Fivetran is what happens when engineers get tired of fixing data pipelines every weekend. Started in 2012, now it's where you end up after your third "the pipeline is down" call from your boss.
How This Thing Actually Works
Fivetran uses ELT instead of ETL, which means it dumps raw data first, then you transform it later.

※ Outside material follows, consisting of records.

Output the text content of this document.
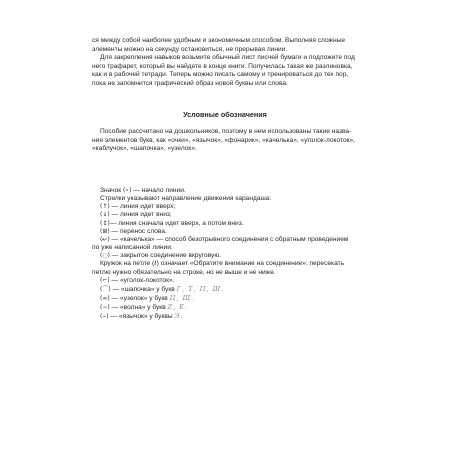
ся между собой наиболее удобным и экономичным способом. Выполняя сложные
элементы можно на секунду остановиться, не прерывая линии.
Для закрепления навыков возьмите обычный лист писчей бумаги и подложите под
него трафарет, который вы найдете в конце книги. Получилась такая же разлиновка,
как и в рабочей тетради. Теперь можно писать самому и тренироваться до тех пор,
пока не запомнится графический образ новой буквы или слова.

Условные обозначения

Пособие рассчитано на дошкольников, поэтому в нем использованы такие назва-
ния элементов букв, как «очки», «язычок», «фонарик», «качелька», «уголок-локоток»,
«каблучок», «шапочка», «узелок».

Значок (∘) — начало линии.
Стрелки указывают направление движения карандаша:
(↑) — линия идет вверх;
(↓) — линия идет вниз;
(↕)— линия сначала идет вверх, а потом вниз.
(⊞) — перенос слова.
(↜) — «качелька» — способ безотрывного соединения с обратным проведением
по уже написанной линии.
(◌) — закрытое соединение вкруговую.
Кружок на петле (ℓ) означает «Обратите внимание на соединение»: пересекать
петлю нужно обязательно на строке, но не выше и не ниже.
(⌐) — «уголок-локоток».
(⌒) — «шапочка» у букв Г, Т, П, Ш.
(∞) — «узелок» у букв Ц, Щ.
(∼) — «волна» у букв Z, Е.
(⌣) — «язычок» у буквы Э.
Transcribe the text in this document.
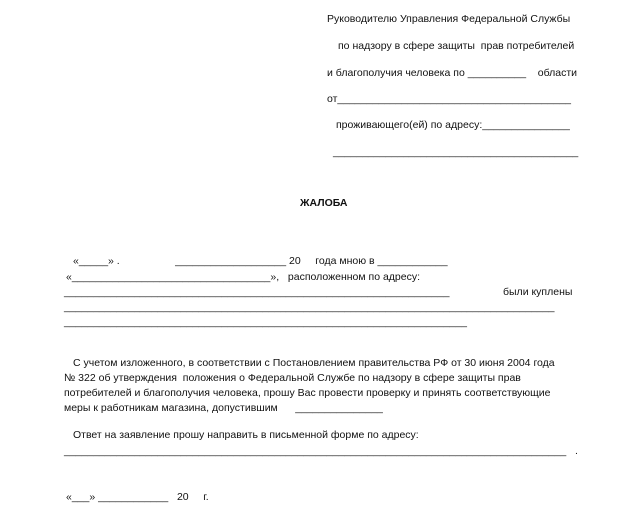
Руководителю Управления Федеральной Службы
по надзору в сфере защиты  прав потребителей
и благополучия человека по __________    области
от________________________________________
проживающего(ей) по адресу:_______________
__________________________________________
ЖАЛОБА
«_____» .                   ___________________ 20     года мною в ____________
«__________________________________»,   расположенном по адресу:
__________________________________________________________________	были куплены
____________________________________________________________________________________
_____________________________________________________________________
С учетом изложенного, в соответствии с Постановлением правительства РФ от 30 июня 2004 года
№ 322 об утверждения  положения о Федеральной Службе по надзору в сфере защиты прав
потребителей и благополучия человека, прошу Вас провести проверку и принять соответствующие
меры к работникам магазина, допустившим      _______________
Ответ на заявление прошу направить в письменной форме по адресу:
______________________________________________________________________________________   .
«___» ____________   20     г.
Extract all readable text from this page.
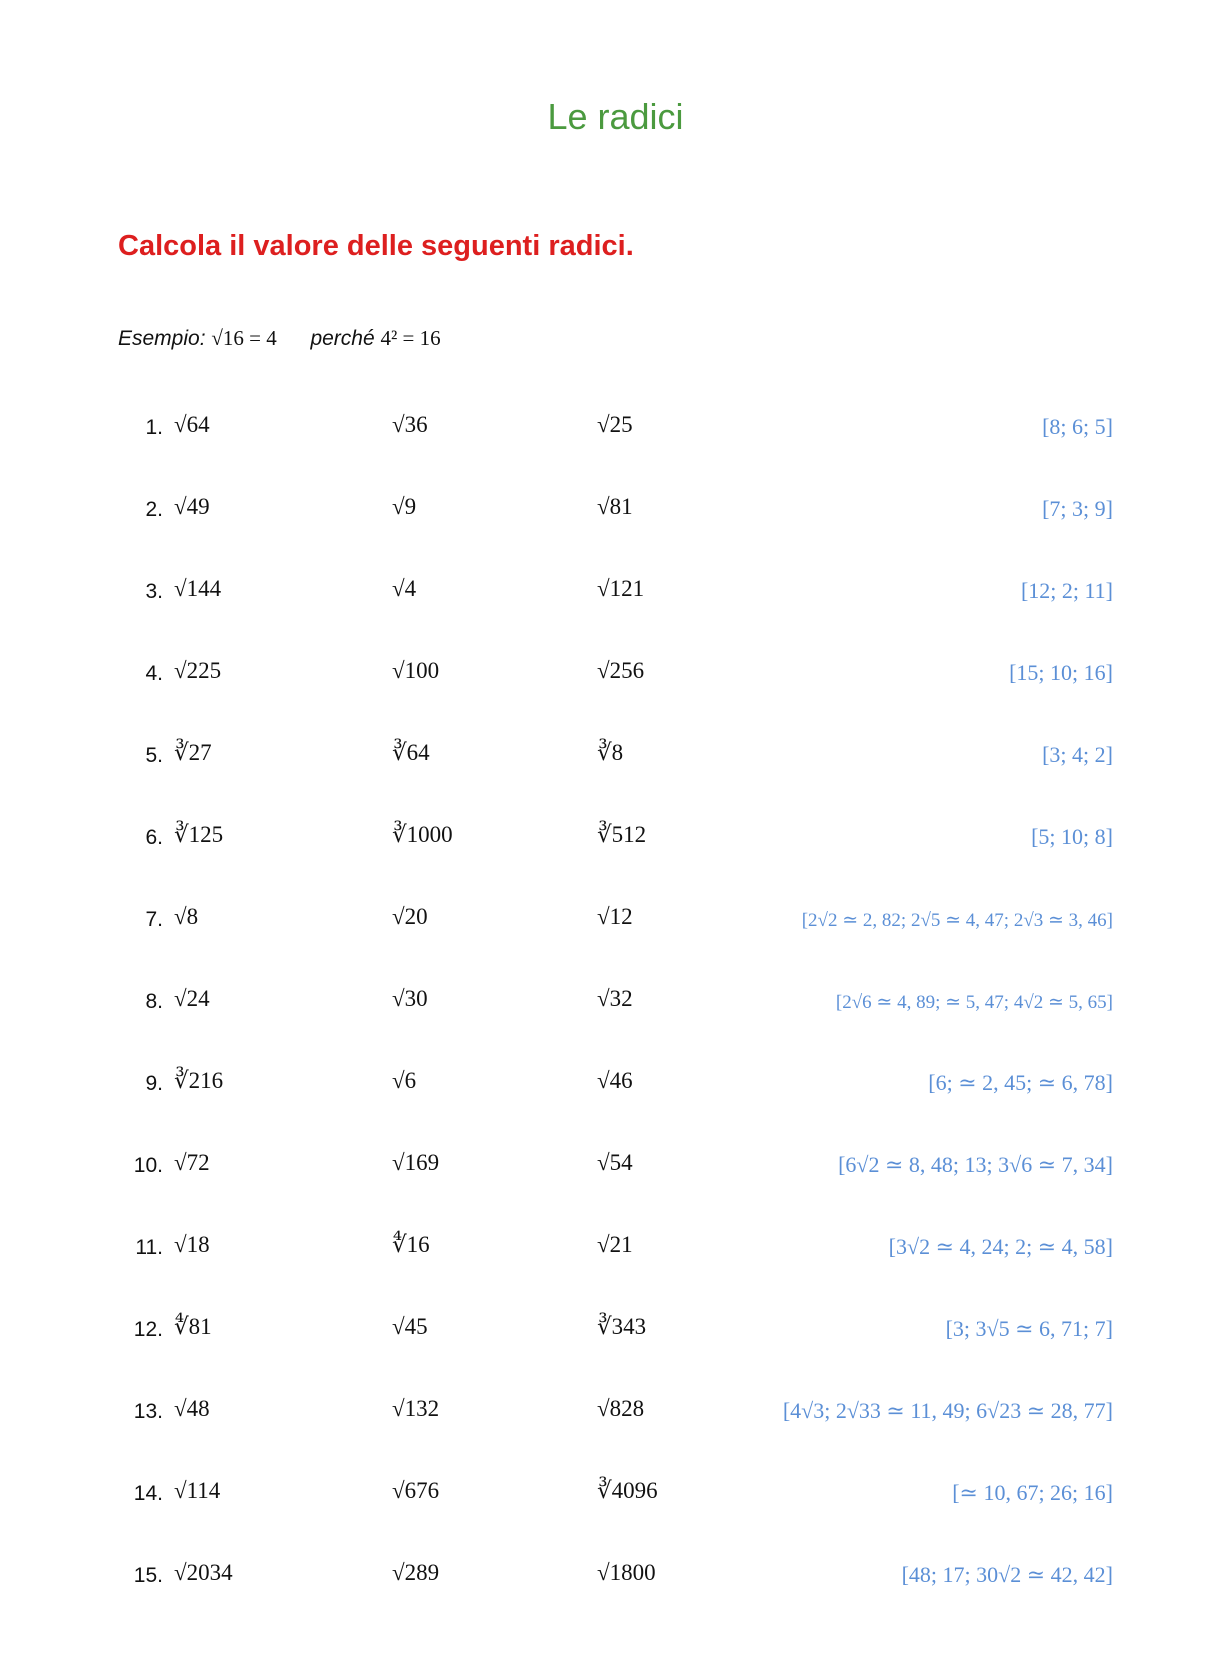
Le radici
Calcola il valore delle seguenti radici.
Esempio: √16 = 4 perché 4² = 16
1. √64	√36	√25	[8; 6; 5]
2. √49	√9	√81	[7; 3; 9]
3. √144	√4	√121	[12; 2; 11]
4. √225	√100	√256	[15; 10; 16]
5. ∛27	∛64	∛8	[3; 4; 2]
6. ∛125	∛1000	∛512	[5; 10; 8]
7. √8	√20	√12	[2√2 ≃ 2, 82; 2√5 ≃ 4, 47; 2√3 ≃ 3, 46]
8. √24	√30	√32	[2√6 ≃ 4, 89; ≃ 5, 47; 4√2 ≃ 5, 65]
9. ∛216	√6	√46	[6; ≃ 2, 45; ≃ 6, 78]
10. √72	√169	√54	[6√2 ≃ 8, 48; 13; 3√6 ≃ 7, 34]
11. √18	∜16	√21	[3√2 ≃ 4, 24; 2; ≃ 4, 58]
12. ∜81	√45	∛343	[3; 3√5 ≃ 6, 71; 7]
13. √48	√132	√828	[4√3; 2√33 ≃ 11, 49; 6√23 ≃ 28, 77]
14. √114	√676	∛4096	[≃ 10, 67; 26; 16]
15. √2034	√289	√1800	[48; 17; 30√2 ≃ 42, 42]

This sounds backwards until you realize it's genius - no more losing data because some transformation fucked up halfway through.
Here's what you get:
- 1-minute syncs if you pay for enterprise (most people don't need this)
- Schema changes don't break everything - it just adds columns automatically
- Handles huge amounts of data - scales to petabytes if your wallet can handle it
- Actually works most of the time, unlike that Kafka Connect setup that keeps dying with
ERROR Failed to flush WorkerSinkTask{id=salesforce-sink-0}
because someone thought 16 partitions for customer data was a good idea
The platform comes in three flavors: SaaS (easiest), hybrid (for paranoid security teams), and private cloud (for really paranoid security teams).
The Connector Situation
They claim 700+ connectors but here's the reality:
- Salesforce, HubSpot, Google Ads: Work great, rarely break
- Weird SaaS tools: Hit or miss, good luck debugging when they fail
- Databases: PostgreSQL and MySQL work flawlessly; Oracle costs extra and is a pain
- Files: S3 works fine, SFTP makes you want to quit (why is it always permission denied?)
- Kafka: Why are you using Fivetran for this?
The Good Parts
It works most of the time: I've had one Fivetran connector randomly die in two years - PostgreSQL connector just stopped mid-sync with zero useful logs, just "Connection terminated unexpectedly" in CloudWatch. Took 3 hours on support chat to figure out our RDS instance hit connection limits because some asshole left a connection pool running in a Lambda. Compare that to the Airbyte setup that throws docker: Error response from daemon: OCI runtime create failed
every time the wind changes direction.
Schema changes don't kill you: Remember spending a weekend fixing your pipeline because Marketing added a field to HubSpot? Fivetran just handles it. New columns appear, data keeps flowing.
Security nerds love it: SOC 2, ISO 27001, all that compliance bullshit your security team demands. HIPAA, GDPR, PCI DSS - they've got the certificates to prove it.
The Reality Check
When It's Worth the Money
- Your team spends more time fixing data pipelines than building analytics
- You've got enterprise budget and need reliability
- Compliance requirements make custom solutions a nightmare
- You're tired of being woken up by "data sync failed" alerts
When It'll Bankrupt You
- Startup with limited runway
- High-volume, low-value data (think IoT sensor spam)
- Custom data sources that need heavy transformation
- You actually enjoy writing ETL code (seek help)
Stuff That'll Go Wrong
The Bill Shock: Had a team where Salesforce sync went completely insane - their bill jumped from like $800 to something stupid, maybe $7K? Could've been $8K. Historical data sync is a budget killer.
The API Change: Zendesk deprecated their API v2 endpoints in July 2025 with zero fucking notice, broke our connector for three days straight. Fivetran finally pushed a fix on day 4, but we were completely dark on customer support data during our biggest sales week. Sales team kept asking "why are the conversion dashboards showing zeros?" Fun explaining that one to the CEO.
The Schema Thing: Column names changed and broke our dashboards. "Automatic" schema detection isn't smart enough to know that "customer_name" and "customerName" are the same thing.
Most teams using Fivetran are ex-ETL engineers who got tired of explaining why data was 6 hours late. It works, it's expensive, and you'll sleep better at night.